In considering the surrounding circumstances, the nature of the land and the conduct of the parties, and in balancing the equities present in this case, the court concludes there is a reasonable necessity for a right of way over the defendants' land to accommodate the farming and recreational activities for which this land seems eminently suited. The court will order an easement by necessity in accordance with this conclusion.
III. Easement by Necessity
The court has reviewed the photographs and the property maps submitted into evidence in order to determine the precise location, limit and route of the easement by necessity ordered by this decision.
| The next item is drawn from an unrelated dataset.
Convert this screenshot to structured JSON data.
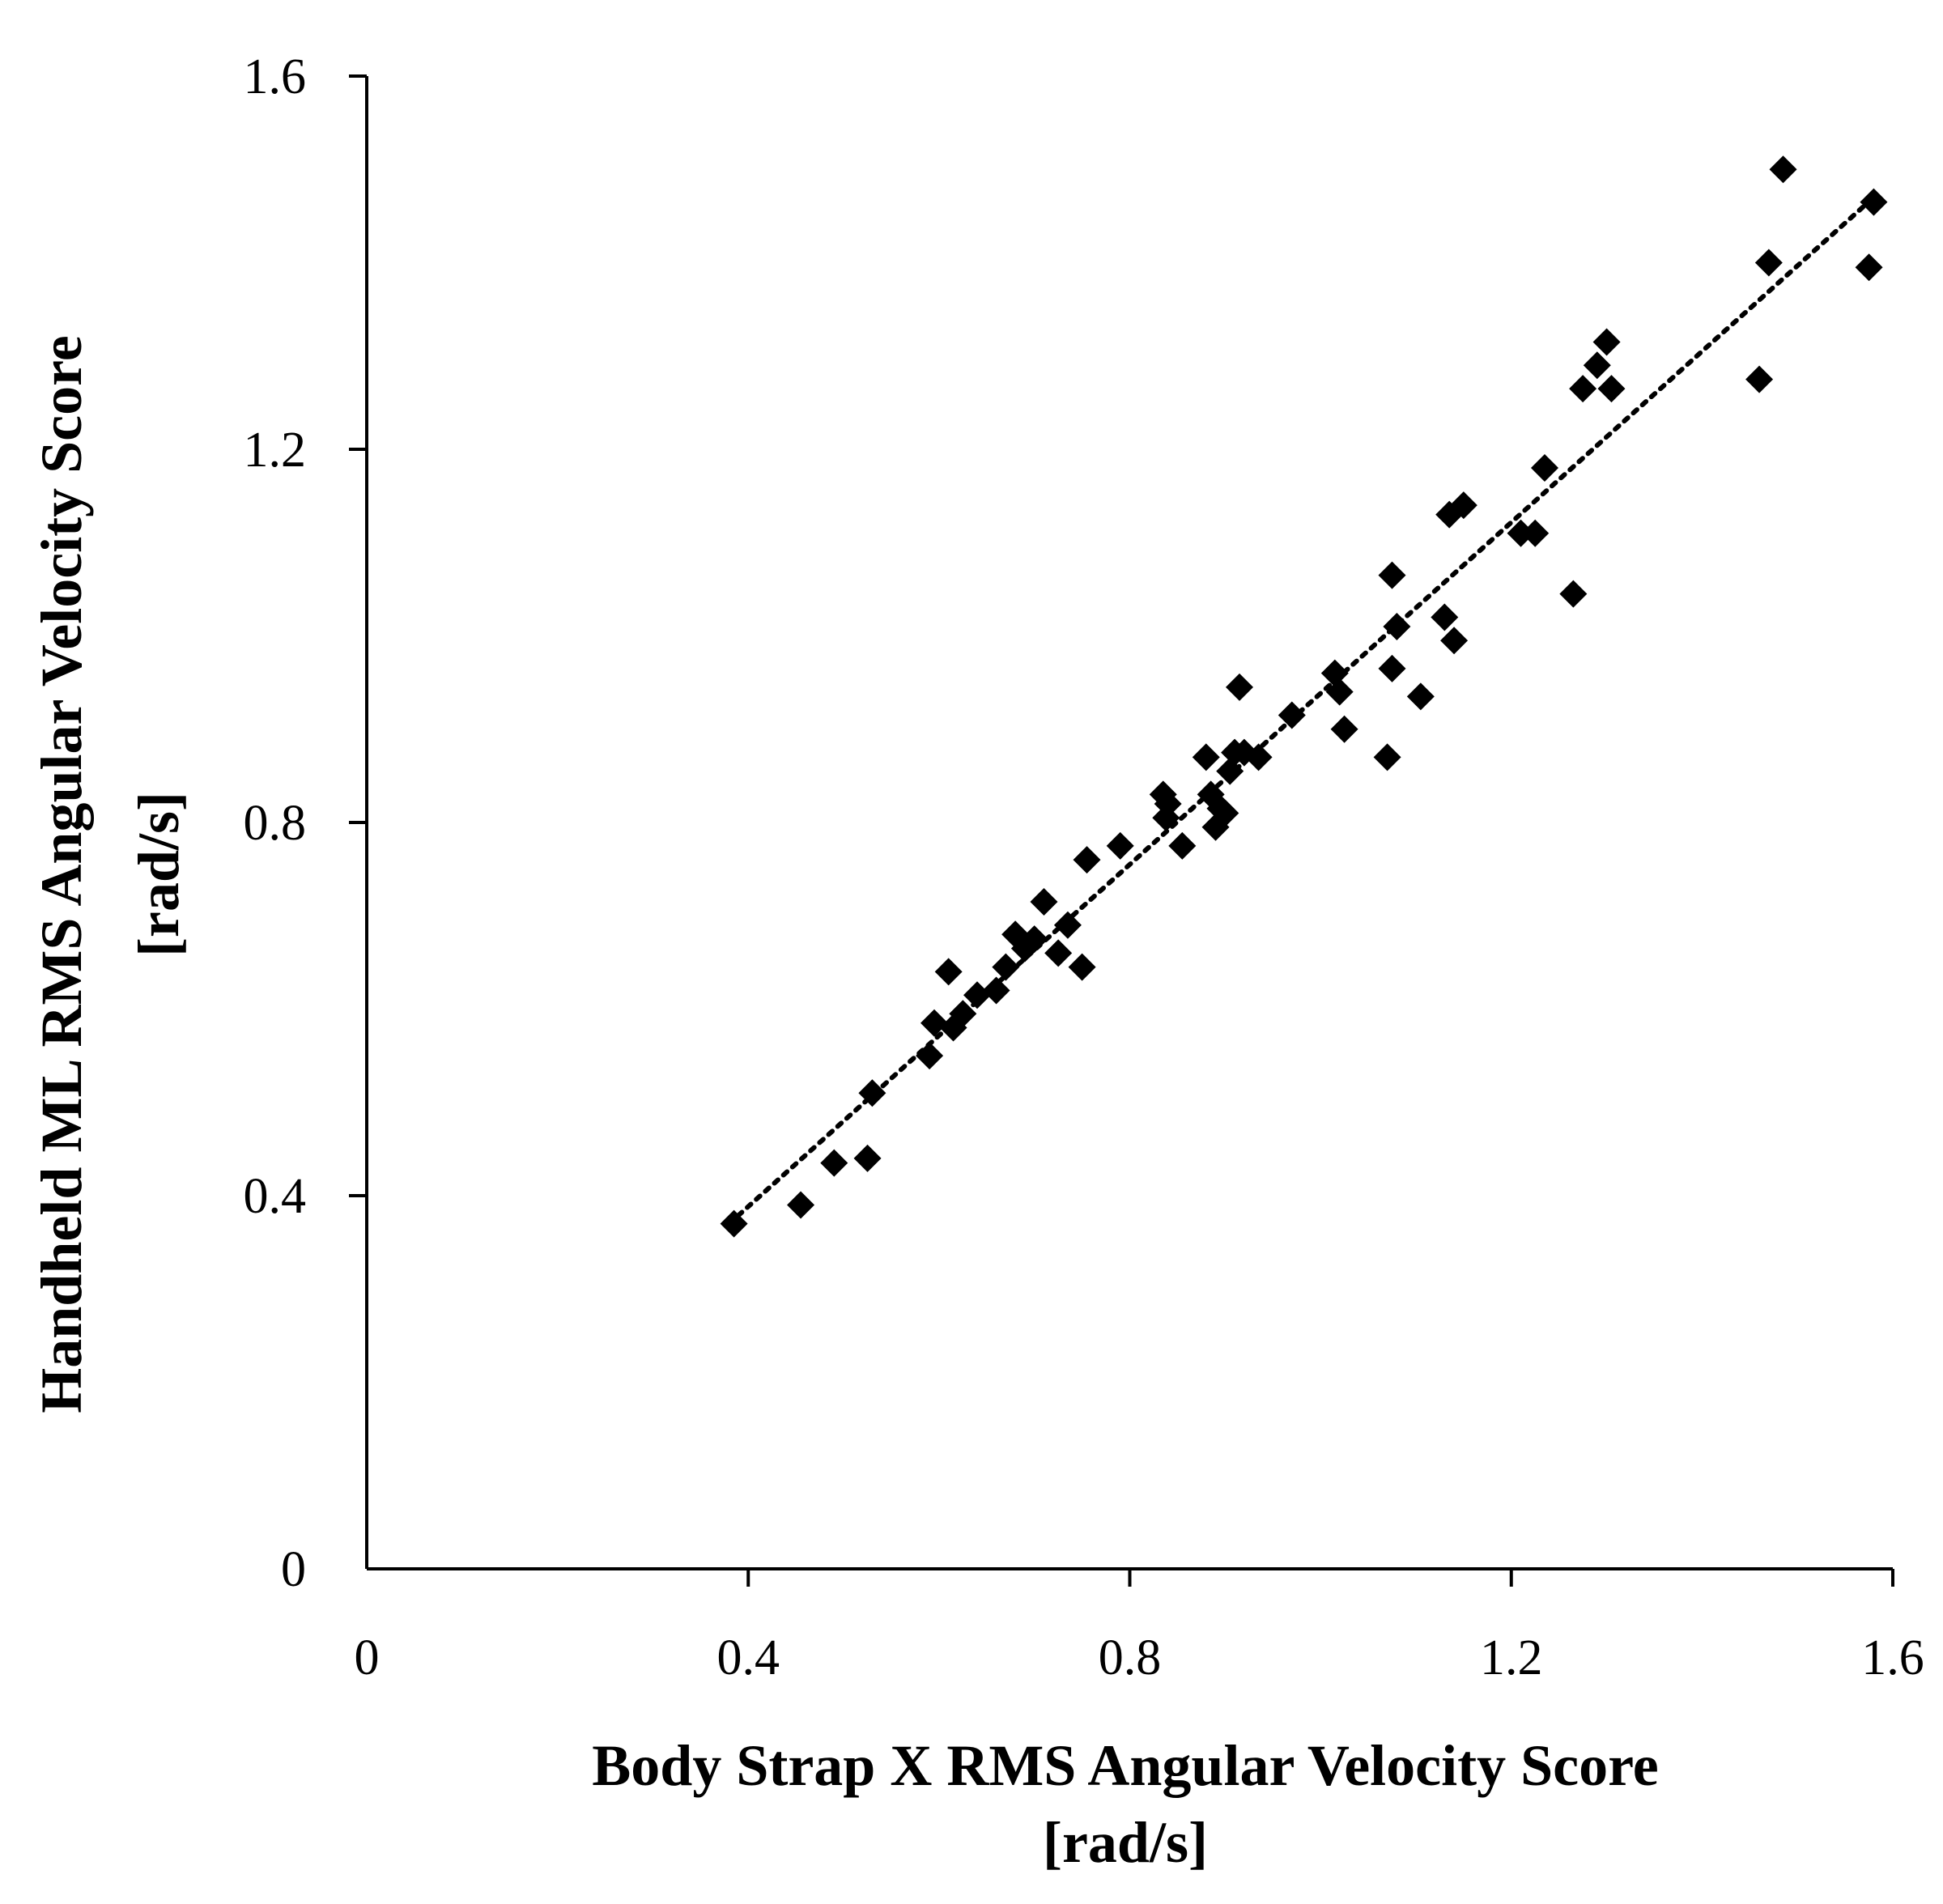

Hollywyle Association, Inc. v.Hollister, supra, 164 Conn. at 402.
It is therefore ordered that: There shall be an easement by necessity located on the northerly border of defendants' property, which is shown as parcel 1 in exhibit I and S, and directly adjacent to the southerly border of Bird Lane, 20' in width and extending westerly 400' from Marion Road to the easterly border of the plaintiffs' property, which is shown as parcel 10 in exhibits I and S. The plaintiffs shall bear the burden of creating and maintaining this right of way. The purpose of this easement is to provide beneficial use of the land for farming and recreational activities, as permitted by the zoning laws of the Town of Cheshire. It is subject to the common law regarding continuing necessity.
IV. Conclusion
Judgment shall enter in favor of the plaintiffs as indicated in section III above. The request for injunctive relief is denied.